Technology has made life easier in many ways for students. In my school days, if you didn’t understand a math theorem or a differential equation (I still have nightmares about them), you hesitated to ask the dour “Master”. Many did not like being disturbed or realised(in my case, at least) the futility of it. But, now, you have the non-judging Google. You can ask it any abstruse theorem or just what’s 2+2, it won’t look down upon you. While Google is supremely useful, it makes you lazy, unlike real-life teachers who, by turning up their nose at you, ensured that you at least made an effort to learn. And, to give them credit, they came prepared to class and could usually clear most doubts. Indeed, friends tell me that even now, as classes have gone online, teachers, also of the earlier generation, are on top, not just in their subjects, but technically, too.
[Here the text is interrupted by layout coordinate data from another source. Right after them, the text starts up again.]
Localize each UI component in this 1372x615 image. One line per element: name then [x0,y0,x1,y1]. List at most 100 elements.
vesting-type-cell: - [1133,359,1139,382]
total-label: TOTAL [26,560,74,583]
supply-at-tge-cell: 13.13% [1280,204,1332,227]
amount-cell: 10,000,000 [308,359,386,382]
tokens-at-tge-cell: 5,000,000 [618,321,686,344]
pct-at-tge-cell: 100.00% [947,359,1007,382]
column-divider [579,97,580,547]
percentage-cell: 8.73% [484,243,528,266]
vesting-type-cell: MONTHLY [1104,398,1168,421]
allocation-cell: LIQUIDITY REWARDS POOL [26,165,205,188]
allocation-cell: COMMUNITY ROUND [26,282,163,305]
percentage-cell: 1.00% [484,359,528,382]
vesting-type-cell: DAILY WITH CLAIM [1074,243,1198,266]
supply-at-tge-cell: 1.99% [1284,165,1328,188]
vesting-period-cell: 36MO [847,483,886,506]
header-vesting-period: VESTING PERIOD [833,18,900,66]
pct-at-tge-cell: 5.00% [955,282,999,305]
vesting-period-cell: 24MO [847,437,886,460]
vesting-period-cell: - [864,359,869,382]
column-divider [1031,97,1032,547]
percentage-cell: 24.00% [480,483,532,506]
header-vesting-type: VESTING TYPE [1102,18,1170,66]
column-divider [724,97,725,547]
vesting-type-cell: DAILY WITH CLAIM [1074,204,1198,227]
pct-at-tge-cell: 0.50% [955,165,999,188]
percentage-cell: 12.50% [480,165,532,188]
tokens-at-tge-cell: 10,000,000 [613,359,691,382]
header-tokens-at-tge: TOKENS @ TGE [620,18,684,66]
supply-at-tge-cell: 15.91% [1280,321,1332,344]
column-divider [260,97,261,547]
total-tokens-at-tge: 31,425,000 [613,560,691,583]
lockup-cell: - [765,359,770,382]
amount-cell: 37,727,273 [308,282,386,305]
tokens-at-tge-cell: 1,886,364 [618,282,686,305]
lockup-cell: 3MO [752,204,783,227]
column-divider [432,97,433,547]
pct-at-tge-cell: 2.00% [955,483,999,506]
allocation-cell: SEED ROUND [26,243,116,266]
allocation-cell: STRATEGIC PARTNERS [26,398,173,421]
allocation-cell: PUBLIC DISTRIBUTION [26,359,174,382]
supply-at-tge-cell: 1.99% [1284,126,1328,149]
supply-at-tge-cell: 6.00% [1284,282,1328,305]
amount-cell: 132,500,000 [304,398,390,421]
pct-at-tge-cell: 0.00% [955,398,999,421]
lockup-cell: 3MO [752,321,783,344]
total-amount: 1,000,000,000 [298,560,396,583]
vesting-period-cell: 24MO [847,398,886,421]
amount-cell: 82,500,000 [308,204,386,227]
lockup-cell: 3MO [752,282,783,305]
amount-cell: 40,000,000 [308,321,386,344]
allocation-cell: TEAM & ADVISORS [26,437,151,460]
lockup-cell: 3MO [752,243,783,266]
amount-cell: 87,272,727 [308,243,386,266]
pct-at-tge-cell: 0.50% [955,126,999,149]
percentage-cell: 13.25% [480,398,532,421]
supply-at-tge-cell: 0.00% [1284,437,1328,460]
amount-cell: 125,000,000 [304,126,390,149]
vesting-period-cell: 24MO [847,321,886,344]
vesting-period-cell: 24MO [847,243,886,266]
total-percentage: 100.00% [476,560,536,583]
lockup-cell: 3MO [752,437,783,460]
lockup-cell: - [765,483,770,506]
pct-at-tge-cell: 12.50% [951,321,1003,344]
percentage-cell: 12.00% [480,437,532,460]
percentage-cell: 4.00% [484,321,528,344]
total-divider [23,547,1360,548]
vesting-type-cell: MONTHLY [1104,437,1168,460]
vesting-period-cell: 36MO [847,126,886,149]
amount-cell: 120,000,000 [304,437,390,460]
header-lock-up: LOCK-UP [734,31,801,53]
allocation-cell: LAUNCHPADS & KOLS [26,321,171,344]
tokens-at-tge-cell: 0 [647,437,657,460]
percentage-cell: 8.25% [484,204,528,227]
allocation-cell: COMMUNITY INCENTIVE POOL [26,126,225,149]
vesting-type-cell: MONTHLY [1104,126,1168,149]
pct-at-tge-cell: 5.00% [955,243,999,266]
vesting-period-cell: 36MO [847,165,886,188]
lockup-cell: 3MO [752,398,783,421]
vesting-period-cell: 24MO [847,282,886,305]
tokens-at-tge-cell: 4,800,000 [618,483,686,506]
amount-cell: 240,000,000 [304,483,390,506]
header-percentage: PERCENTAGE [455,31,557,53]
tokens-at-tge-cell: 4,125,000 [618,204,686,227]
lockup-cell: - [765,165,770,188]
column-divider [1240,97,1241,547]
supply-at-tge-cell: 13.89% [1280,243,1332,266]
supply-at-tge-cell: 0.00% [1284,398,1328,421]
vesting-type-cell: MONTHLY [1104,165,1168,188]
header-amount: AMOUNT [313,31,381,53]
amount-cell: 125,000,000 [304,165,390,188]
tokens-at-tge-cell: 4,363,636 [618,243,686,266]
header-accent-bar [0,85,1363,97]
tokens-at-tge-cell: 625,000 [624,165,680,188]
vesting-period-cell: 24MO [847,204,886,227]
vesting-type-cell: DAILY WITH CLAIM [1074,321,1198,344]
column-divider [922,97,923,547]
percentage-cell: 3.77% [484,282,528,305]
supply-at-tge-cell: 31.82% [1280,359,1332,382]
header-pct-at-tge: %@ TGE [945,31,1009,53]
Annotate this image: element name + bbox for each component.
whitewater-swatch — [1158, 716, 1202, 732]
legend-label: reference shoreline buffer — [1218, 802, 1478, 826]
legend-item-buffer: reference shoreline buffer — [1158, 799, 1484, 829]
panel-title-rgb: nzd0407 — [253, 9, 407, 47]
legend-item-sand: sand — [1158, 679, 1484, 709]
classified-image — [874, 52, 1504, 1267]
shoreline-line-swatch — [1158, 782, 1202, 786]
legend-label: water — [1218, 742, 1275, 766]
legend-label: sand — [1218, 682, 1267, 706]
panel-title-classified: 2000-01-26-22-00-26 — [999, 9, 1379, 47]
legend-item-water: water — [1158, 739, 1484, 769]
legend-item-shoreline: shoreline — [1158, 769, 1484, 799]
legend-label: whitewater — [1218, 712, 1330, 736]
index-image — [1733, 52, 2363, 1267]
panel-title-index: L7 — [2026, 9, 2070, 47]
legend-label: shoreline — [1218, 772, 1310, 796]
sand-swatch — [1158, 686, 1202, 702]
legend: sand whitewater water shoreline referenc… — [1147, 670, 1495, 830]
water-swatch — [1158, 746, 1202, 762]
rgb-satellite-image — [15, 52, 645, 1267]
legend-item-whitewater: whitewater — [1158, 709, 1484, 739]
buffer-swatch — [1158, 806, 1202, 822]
The lack of preparedness, and strict teachers, was brought home to me painfully in the newsroom I joined long before the Google era. You were expected to have a good knowledge of the country’s history, politics and economy, and international developments. The upshot of this was often you looked blank and were left squirming as a ‘teacher’ would comment loudly that he couldn’t imagine what was happening to the recruitment. But, then, you would double up, learn and remember. The last is what Google has stopped; memory is no more a big deal.

I wonder if my neighbour’s daughter remembered on whose birth anniversary Teacher’s Day is observed, or Googled it.